Databricks CDC Interview: The 200GB/Day Pipeline with SCD Type 2
Why custom MERGE logic is the trap, and how AUTO CDC + Liquid Clustering is the senior answer that wins FAANG offers
Senior Databricks Engineer Interview: “Design a CDC (Change Data Capture) pipeline for 200GB/day of database changes with < 15 min freshness. You must maintain full SCD Type 2 history.”
(Hint: Writing your own MERGE logic is the trap).
This isn’t just about moving data. It’s a test of handling complexity at scale. You have to balance correctness (handling out-of-order data), performance (merging into massive tables), and storage costs (rewrite amplification).

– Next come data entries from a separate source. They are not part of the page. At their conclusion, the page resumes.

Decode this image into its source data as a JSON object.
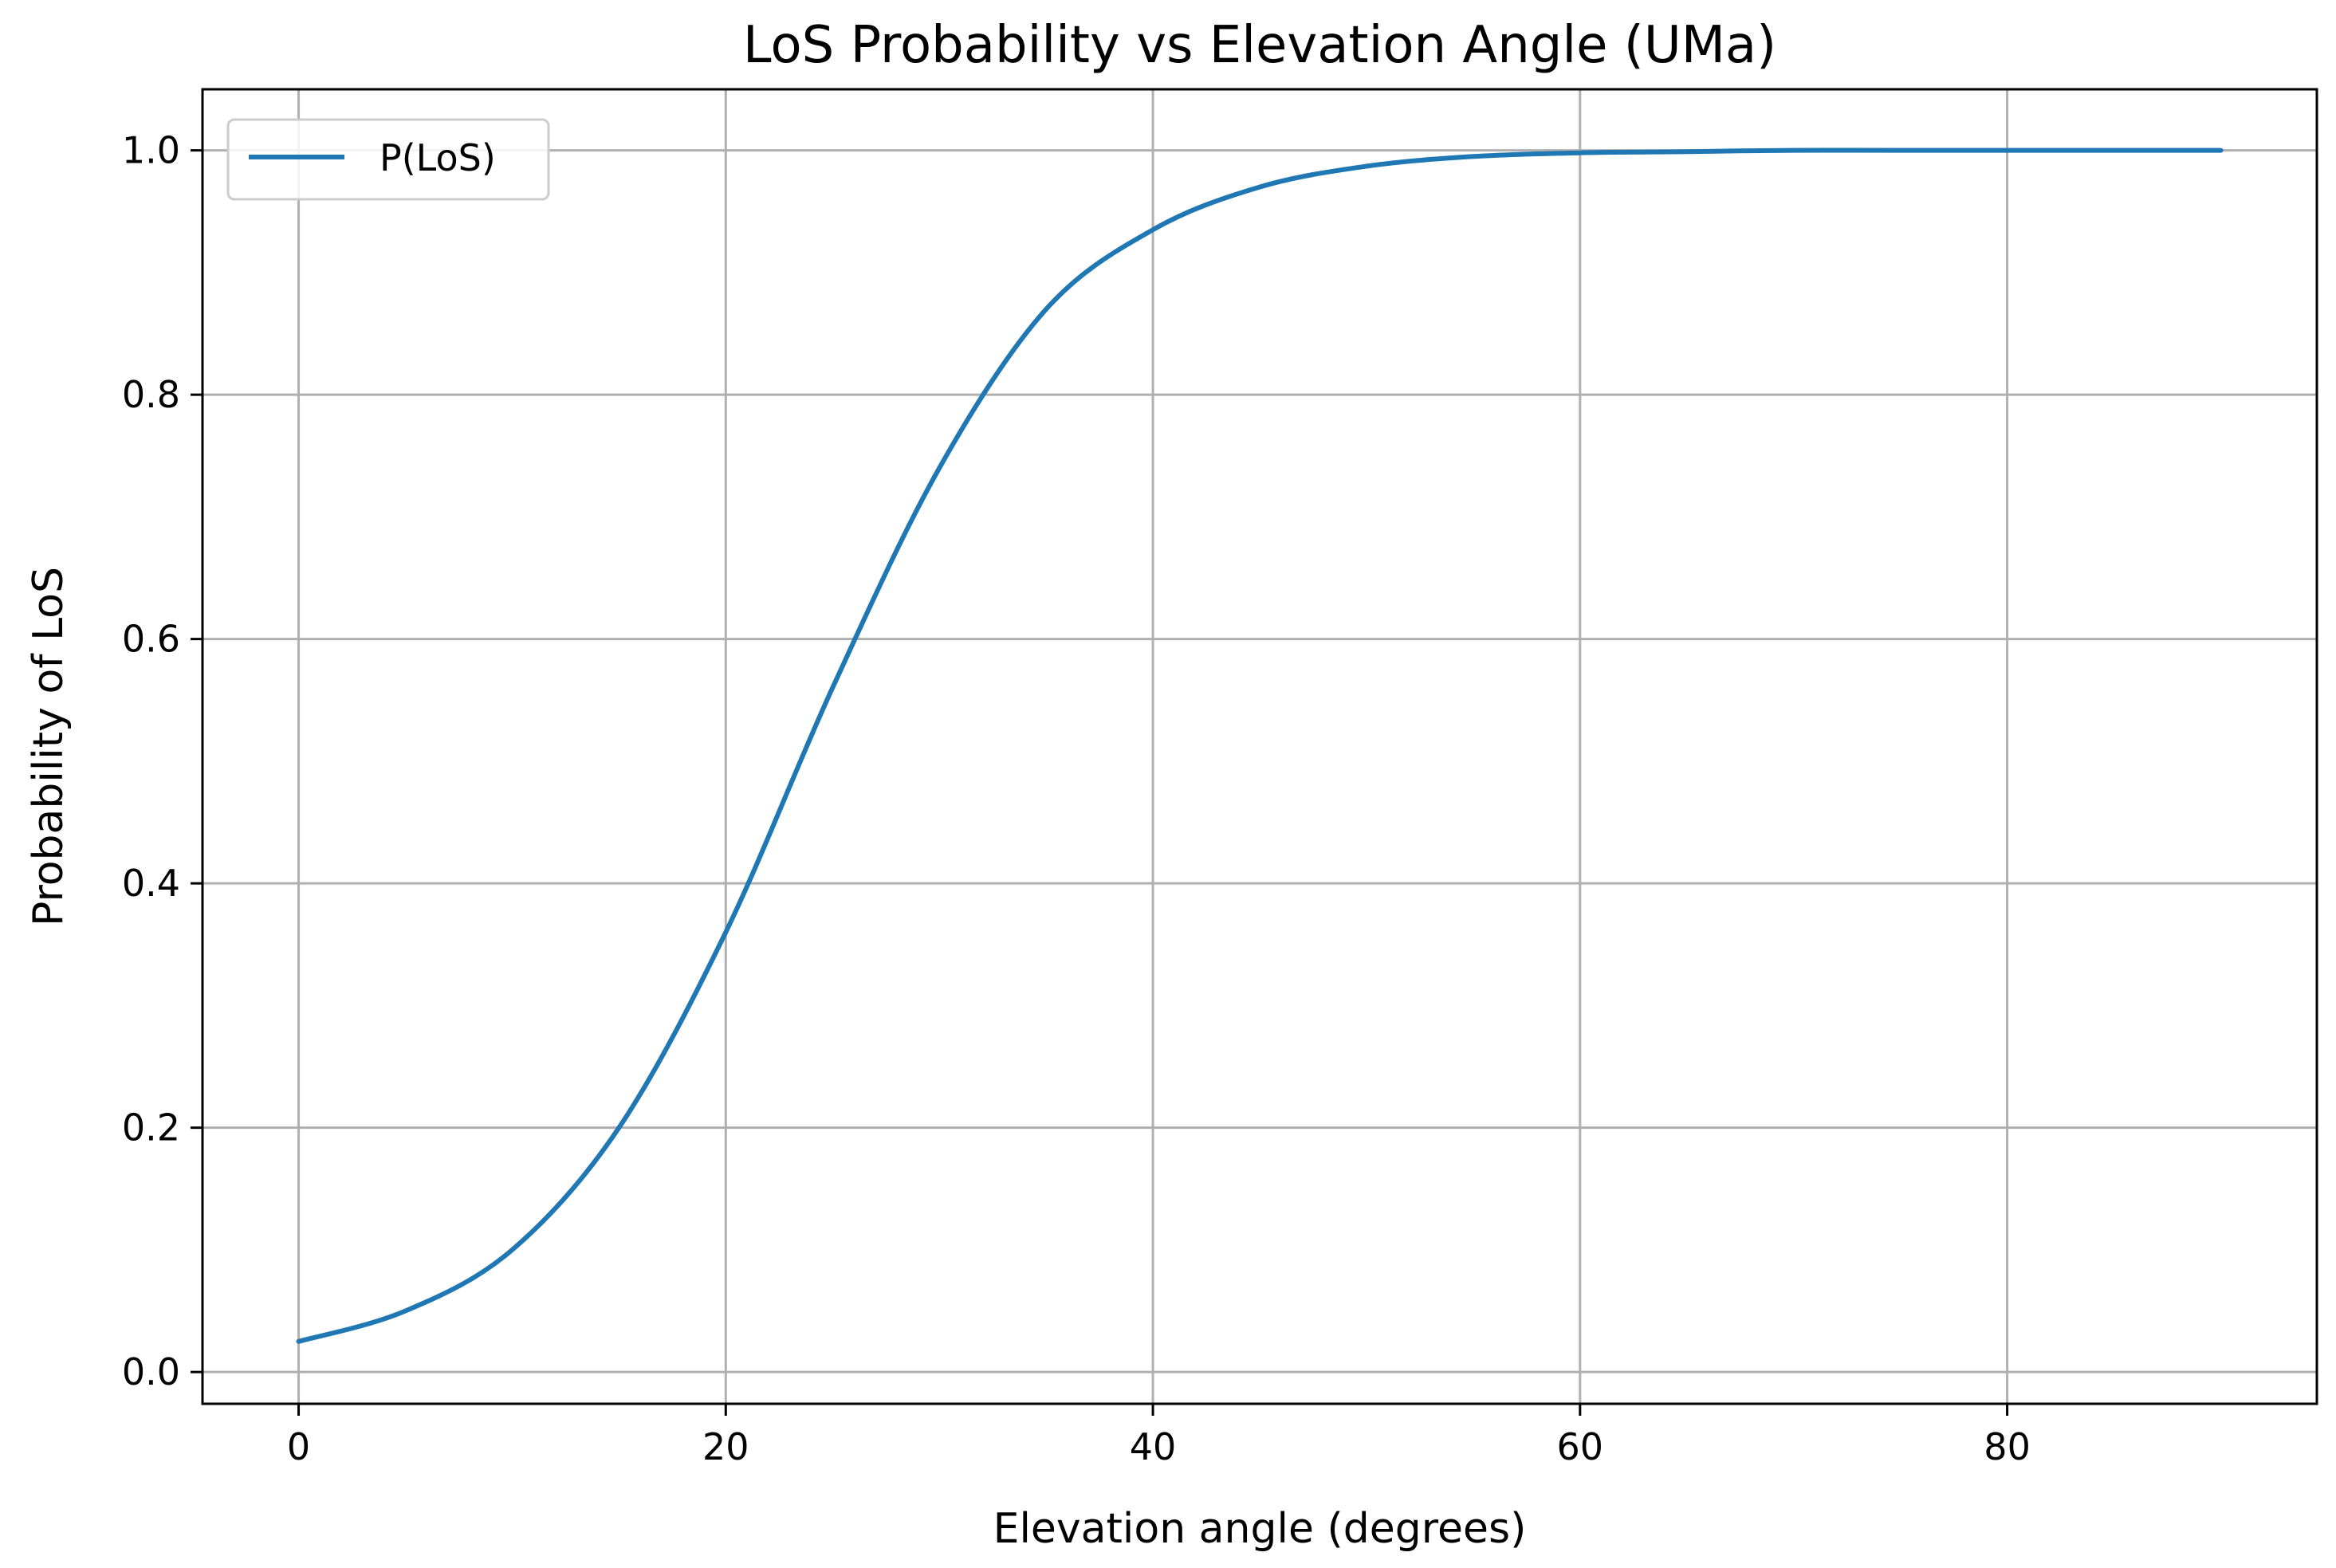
{
  "chart_data": {
    "type": "line",
    "title": "LoS Probability vs Elevation Angle (UMa)",
    "xlabel": "Elevation angle (degrees)",
    "ylabel": "Probability of LoS",
    "xlim": [
      -4.5,
      94.5
    ],
    "ylim": [
      -0.026,
      1.05
    ],
    "xticks": [
      0,
      20,
      40,
      60,
      80
    ],
    "yticks": [
      0.0,
      0.2,
      0.4,
      0.6,
      0.8,
      1.0
    ],
    "xtick_labels": [
      "0",
      "20",
      "40",
      "60",
      "80"
    ],
    "ytick_labels": [
      "0.0",
      "0.2",
      "0.4",
      "0.6",
      "0.8",
      "1.0"
    ],
    "grid": true,
    "legend_position": "upper-left",
    "series": [
      {
        "name": "P(LoS)",
        "color": "#1f77b4",
        "x": [
          0,
          5,
          10,
          15,
          20,
          25,
          30,
          35,
          40,
          45,
          50,
          55,
          60,
          65,
          70,
          75,
          80,
          85,
          90
        ],
        "y": [
          0.025,
          0.05,
          0.1,
          0.2,
          0.36,
          0.56,
          0.74,
          0.87,
          0.935,
          0.97,
          0.987,
          0.995,
          0.998,
          0.999,
          1.0,
          1.0,
          1.0,
          1.0,
          1.0
        ]
      }
    ]
  }
}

A junior engineer writes complex PySpark code. A senior engineer simplifies the architecture.
Here’s the breakdown that gets you the offer.
⚙️ Trade-off 1: The Processing Logic - Custom Logic vs. Declarative Frameworks
Context: You need to apply inserts, updates, and deletes while maintaining SCD Type 2 history (tracking historical changes with start/end dates).
The Trap: Writing a custom MERGE INTO statement in PySpark/SQL. Juniors often think, “I know SQL, I’ll just write the Merge.” Then they hit reality: